Sebagai akibatnya, kepala koki jadi memanggang kue tanpa henti.

Hari ini, dia akan meminta orang-orang dari kediaman utama untuk mencicipi swiss roll buatannya.


Lalu soal si Becker… apa dia itu hyena!? Hidungnya benar-benar tajam…

Selain soal tepung kentang, entah bagaimana dia berhasil mencium soal puzzle yang kubuat.

(TLN: mulai sekarang pati kentang diubah menjadi tepung kentang)

Pebisnis memang mengerikan.

Yah, aku yakin sumbernya adalah pelayan di tempat ini, karena kurasa mereka juga ingin memilikinya.

Becker berkata akan membawa rancangan awal puzzle-nya kalau datang lagi.

Berhubung masih ada masalah dengan desain oven-nya, apa mungkin nanti dia juga akan membawa oven yang baru?

Eh, tapi oven lebih sulit dari puzzle, mungkin yang satu itu akan butuh waktu lebih lama.

“Aku kenyang!”

Ungkap wirbel sambal menggosok perutnya dengan senyum puas.

Lucu banget!

Aku ingin ‘bonding’ seperti biasa, tapi wirbel yang tengah bercerita soal kegiatannya hari ini terlihat mengantuk, beberapa pelayan menyarankan untuk membawanya ke kamar tidur.

Aku pergi bersama wirbel ke kamarnya untuk memberikan kecupan sebelum tidur.

Dia yang tidur pulas dalam pelukanku selama perjalanan ke kamar begitu lucu, membuatku menahan diri untuk memeluknya dengan erat agar tak membangunkannya. Aku benar-benar menahan diri, ok?

Nah, sekarang aku harus menyelesaikan masalah lain untuk hari ini.


Aku melirik ke arah Berta.

*lirik*

“Nyonya, ada yang bisa saya bantu?”

Berta dengan nada curiga bertanya padaku yang memang sedikit bertingkah mencurigkan. 

“Eh? Ya, itu lho…”

Keheningan menyelimuti kami berdua.

Semua pelayan kecuali Berta telah keluar, jadi sekarang hanya ada kami berdua dalam ruangan.

“Hei, Berta.”

“Ya, Nyonya?”

Sip, aku pasti bisa!

“Apa… apa aku terlihat berumur 15 tahun?”

“…Nyonya…”

Iya! Aku tahu kok! Aku tahu!

Berta sedikit segan dan mencoba mengatakan sesuatu dengan kesulitan.

Aku sudah tahu jawabanmu.

Jadi tidak perlu dikatakan!

“Nyonya, wajah dan kulit Nyonya terlihat begitu muda dan anda tidak kalah sedikit pun dari para gadis bangsawan berumur 15 tahun.”

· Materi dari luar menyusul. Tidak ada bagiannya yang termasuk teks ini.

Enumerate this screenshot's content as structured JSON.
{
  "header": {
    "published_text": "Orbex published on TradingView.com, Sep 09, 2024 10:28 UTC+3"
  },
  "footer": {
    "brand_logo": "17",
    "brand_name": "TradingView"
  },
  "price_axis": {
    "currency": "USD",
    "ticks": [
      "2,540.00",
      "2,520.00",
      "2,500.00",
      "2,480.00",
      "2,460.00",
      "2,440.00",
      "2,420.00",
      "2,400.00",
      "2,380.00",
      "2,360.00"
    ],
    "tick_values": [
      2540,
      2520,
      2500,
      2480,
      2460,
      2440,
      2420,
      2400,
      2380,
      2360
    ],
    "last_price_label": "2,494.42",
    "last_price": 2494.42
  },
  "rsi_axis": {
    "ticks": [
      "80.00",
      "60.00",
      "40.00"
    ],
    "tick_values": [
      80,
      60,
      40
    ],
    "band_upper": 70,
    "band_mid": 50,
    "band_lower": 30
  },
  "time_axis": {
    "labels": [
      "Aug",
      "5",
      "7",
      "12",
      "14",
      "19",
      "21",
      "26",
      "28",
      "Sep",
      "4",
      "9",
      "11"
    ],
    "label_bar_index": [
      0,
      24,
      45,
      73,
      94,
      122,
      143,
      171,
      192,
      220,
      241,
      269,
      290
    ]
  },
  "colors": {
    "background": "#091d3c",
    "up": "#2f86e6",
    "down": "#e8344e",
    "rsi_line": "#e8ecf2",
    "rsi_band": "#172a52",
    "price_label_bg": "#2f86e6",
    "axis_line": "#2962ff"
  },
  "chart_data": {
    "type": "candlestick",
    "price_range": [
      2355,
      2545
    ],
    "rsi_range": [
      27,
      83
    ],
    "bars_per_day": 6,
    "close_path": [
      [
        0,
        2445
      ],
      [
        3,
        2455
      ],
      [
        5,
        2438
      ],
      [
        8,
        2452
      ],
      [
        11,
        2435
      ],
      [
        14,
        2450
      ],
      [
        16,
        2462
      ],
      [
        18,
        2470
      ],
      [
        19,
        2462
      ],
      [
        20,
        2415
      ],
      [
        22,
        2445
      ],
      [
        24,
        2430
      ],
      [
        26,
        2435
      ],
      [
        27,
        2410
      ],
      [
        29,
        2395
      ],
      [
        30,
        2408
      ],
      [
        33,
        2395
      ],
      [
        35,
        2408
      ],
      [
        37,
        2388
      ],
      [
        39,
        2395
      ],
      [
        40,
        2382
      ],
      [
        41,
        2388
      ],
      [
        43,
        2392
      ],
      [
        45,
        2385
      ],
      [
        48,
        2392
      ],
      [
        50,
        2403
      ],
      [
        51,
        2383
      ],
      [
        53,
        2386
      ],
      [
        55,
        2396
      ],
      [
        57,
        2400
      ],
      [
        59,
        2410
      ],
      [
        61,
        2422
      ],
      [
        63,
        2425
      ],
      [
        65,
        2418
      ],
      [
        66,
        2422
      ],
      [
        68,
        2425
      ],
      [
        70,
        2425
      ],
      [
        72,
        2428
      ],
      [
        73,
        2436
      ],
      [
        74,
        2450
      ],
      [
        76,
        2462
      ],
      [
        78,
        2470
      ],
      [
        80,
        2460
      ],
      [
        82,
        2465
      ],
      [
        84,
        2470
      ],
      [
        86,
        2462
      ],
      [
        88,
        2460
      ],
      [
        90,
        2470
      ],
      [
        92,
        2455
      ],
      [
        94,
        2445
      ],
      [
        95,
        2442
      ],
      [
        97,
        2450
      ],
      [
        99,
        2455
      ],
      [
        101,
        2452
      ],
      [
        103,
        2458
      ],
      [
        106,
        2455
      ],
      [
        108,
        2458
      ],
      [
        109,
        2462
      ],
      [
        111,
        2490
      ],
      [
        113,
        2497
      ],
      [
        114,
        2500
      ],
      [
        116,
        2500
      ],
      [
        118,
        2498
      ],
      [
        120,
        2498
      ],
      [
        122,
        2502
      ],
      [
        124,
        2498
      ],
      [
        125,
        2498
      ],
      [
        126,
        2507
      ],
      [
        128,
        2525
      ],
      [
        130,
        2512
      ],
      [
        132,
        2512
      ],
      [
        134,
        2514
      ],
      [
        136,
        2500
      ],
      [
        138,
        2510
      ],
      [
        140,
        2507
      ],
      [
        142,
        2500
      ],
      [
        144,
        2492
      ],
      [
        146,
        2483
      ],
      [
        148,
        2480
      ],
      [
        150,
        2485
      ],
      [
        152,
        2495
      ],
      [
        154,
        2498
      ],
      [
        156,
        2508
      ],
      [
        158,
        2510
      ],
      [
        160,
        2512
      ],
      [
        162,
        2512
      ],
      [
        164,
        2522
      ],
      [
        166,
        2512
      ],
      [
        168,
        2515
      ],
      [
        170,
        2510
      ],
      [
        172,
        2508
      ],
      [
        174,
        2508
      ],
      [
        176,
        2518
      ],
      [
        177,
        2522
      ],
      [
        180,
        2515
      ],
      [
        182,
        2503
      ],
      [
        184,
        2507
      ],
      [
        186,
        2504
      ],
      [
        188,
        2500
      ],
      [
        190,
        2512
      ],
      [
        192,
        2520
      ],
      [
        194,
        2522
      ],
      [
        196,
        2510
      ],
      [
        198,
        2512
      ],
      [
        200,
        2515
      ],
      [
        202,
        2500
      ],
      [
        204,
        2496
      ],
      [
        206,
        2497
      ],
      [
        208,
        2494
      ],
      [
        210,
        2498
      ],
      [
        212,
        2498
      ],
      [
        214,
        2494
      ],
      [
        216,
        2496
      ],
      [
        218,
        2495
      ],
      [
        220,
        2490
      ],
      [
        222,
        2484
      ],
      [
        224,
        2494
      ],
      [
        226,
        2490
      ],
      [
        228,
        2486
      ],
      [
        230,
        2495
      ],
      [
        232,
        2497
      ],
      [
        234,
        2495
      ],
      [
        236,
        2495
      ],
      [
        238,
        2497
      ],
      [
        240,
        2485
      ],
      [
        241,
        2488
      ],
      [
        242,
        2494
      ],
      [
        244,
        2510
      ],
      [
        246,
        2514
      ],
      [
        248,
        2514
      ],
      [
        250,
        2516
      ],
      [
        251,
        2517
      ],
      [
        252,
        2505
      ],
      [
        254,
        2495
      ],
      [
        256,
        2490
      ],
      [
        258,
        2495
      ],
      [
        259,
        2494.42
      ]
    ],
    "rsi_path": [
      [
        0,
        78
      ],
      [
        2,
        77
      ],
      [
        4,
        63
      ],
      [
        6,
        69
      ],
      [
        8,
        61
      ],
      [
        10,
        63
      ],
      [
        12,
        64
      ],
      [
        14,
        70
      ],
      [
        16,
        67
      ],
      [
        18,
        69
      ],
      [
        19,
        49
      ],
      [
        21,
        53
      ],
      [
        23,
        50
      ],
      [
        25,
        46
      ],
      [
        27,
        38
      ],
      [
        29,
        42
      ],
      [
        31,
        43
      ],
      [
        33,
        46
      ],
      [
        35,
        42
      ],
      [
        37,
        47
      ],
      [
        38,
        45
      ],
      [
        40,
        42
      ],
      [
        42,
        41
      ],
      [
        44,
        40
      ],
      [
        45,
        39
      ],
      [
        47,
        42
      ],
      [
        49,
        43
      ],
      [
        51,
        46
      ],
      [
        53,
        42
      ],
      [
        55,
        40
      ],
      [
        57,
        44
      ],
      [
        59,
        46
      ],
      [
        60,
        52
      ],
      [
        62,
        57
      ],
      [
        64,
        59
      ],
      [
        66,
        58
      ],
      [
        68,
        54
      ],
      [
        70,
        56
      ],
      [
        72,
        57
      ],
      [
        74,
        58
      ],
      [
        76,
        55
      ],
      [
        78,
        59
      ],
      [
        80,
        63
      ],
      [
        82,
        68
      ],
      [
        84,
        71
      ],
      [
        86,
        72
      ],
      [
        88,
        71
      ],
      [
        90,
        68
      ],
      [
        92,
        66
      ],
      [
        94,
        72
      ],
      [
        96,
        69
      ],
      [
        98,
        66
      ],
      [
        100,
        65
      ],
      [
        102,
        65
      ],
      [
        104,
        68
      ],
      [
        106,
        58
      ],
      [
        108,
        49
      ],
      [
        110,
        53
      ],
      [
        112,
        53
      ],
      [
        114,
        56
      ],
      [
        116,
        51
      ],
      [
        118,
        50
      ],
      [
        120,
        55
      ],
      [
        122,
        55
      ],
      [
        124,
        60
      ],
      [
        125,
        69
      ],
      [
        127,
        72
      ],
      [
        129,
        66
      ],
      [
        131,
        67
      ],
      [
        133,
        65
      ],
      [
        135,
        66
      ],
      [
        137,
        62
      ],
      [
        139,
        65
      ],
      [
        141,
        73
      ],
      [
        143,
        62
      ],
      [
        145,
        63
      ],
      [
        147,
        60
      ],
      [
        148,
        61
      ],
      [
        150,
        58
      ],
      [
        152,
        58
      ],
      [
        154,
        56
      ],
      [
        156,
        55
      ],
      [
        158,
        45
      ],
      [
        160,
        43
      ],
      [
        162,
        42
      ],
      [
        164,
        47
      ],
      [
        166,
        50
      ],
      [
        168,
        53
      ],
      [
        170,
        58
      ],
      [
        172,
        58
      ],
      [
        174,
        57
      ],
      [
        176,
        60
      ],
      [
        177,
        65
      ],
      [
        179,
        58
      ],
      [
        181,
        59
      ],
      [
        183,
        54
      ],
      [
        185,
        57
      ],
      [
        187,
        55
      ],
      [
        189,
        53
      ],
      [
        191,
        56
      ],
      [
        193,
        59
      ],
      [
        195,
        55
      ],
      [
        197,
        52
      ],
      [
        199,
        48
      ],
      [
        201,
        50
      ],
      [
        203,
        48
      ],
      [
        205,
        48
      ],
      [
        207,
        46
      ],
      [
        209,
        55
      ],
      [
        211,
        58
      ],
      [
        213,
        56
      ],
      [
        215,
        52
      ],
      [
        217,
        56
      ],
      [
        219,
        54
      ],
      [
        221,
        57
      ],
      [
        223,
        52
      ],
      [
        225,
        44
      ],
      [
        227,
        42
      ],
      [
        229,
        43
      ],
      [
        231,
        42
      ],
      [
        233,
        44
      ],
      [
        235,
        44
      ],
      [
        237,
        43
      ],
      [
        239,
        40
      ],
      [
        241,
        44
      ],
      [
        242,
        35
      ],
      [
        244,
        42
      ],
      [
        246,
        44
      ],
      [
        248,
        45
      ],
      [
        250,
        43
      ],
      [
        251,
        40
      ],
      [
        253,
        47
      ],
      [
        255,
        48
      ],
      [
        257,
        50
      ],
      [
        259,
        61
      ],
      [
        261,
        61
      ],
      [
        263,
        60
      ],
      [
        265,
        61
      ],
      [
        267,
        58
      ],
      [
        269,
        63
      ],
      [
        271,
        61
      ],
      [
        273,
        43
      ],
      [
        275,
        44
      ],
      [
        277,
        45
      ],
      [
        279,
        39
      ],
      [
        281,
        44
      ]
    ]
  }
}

Sepertinya suara hatiku tidak mencapai Berta selagi dia mulai berbicara.

“Tapi, lima belas tahun adalah batasan yang samar antara anak-anak dan orang dewasa. Karena tubuh dan atmosfer Nyonya terlihat dewasa, saya rasa akan sulit untuk memancarkan aura layaknya anak berumur 15 tahun.”

Begitu, walaupun pikiran di dalamnya 16 tahun pun tetap saja tidak semudah itu ya…

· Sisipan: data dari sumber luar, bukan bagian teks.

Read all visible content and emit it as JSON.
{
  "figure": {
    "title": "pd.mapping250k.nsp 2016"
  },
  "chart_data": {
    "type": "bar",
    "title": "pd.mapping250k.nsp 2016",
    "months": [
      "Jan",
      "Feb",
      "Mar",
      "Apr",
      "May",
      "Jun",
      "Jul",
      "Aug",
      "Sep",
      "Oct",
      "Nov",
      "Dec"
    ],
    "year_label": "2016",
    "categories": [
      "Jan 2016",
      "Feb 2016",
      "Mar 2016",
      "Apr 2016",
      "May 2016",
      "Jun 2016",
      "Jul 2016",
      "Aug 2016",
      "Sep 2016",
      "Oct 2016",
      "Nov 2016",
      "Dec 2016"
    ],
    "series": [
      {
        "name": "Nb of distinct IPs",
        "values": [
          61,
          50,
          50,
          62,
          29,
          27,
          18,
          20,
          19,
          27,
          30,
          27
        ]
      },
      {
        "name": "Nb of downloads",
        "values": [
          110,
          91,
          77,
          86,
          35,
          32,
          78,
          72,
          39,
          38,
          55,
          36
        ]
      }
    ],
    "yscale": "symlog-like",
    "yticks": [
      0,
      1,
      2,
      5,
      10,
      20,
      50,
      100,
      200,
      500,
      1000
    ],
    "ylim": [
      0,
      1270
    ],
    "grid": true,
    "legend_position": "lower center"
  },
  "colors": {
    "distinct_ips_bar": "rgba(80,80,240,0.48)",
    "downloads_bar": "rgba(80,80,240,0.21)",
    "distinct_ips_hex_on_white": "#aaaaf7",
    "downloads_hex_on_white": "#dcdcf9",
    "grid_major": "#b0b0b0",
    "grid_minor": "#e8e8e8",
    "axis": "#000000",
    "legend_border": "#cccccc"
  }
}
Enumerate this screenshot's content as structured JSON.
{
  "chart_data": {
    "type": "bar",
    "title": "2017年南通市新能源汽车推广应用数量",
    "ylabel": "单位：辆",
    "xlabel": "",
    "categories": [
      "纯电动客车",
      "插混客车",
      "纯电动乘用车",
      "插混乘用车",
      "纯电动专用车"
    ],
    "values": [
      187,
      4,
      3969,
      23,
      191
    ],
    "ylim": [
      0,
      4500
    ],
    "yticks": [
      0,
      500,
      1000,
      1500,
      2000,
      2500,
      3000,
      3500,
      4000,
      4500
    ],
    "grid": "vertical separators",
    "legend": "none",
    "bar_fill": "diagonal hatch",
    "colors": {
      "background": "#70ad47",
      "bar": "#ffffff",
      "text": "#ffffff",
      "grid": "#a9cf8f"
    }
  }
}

Tapi lancang sekali kalau aku sampai tidak memperhatikan umur amalie.

Soalnya, penampilan dan umurku sekarang sama seperti dirinya.

“Tapi Nyonya tetap masih muda kok! Walau kepolosannya sedikit… *uhuk* maksud saya, kulit yang putih bercahaya dan rambut Nyonya yang mengilap adalah hal yang membuat iri semua orang!”

Berta… kamu tidak perlu memaksakan diri untuk memberi pujian.

Lagipula, kalimat koreksimu berantakan… apanya yang kepolosanku kurang! Tanaka Yuri masih inosen!

Berta membuka mulutnya saat melihatku yang menyipitkan mata tanpa sadar.

“Nyonya… Nyonya yang dulu begitu polos, bahkan dapat dikatakan begitu kekanak-kenakan. Namun itu membuat Nyonya sering ditimpa masalah. Karena itu, saya lebih suka Nyonya yang sekarang serampangan… maaf, maksud saya, lebih bebas dan terlihat bahagia.”

Ucap Berta sambil melihat ke arahku dengan tenang.

Jadi Berta memandang Amalie seperti itu. 

Dan, ya, kupikir Amalie adalah tipe orang yang akan melukai dirinya sendiri kalau memegang pisau.

Sama sekali tidak licik, hanya suka memaksakan kehendaknya pada orang lain.

Tak berbeda seperti anak kecil.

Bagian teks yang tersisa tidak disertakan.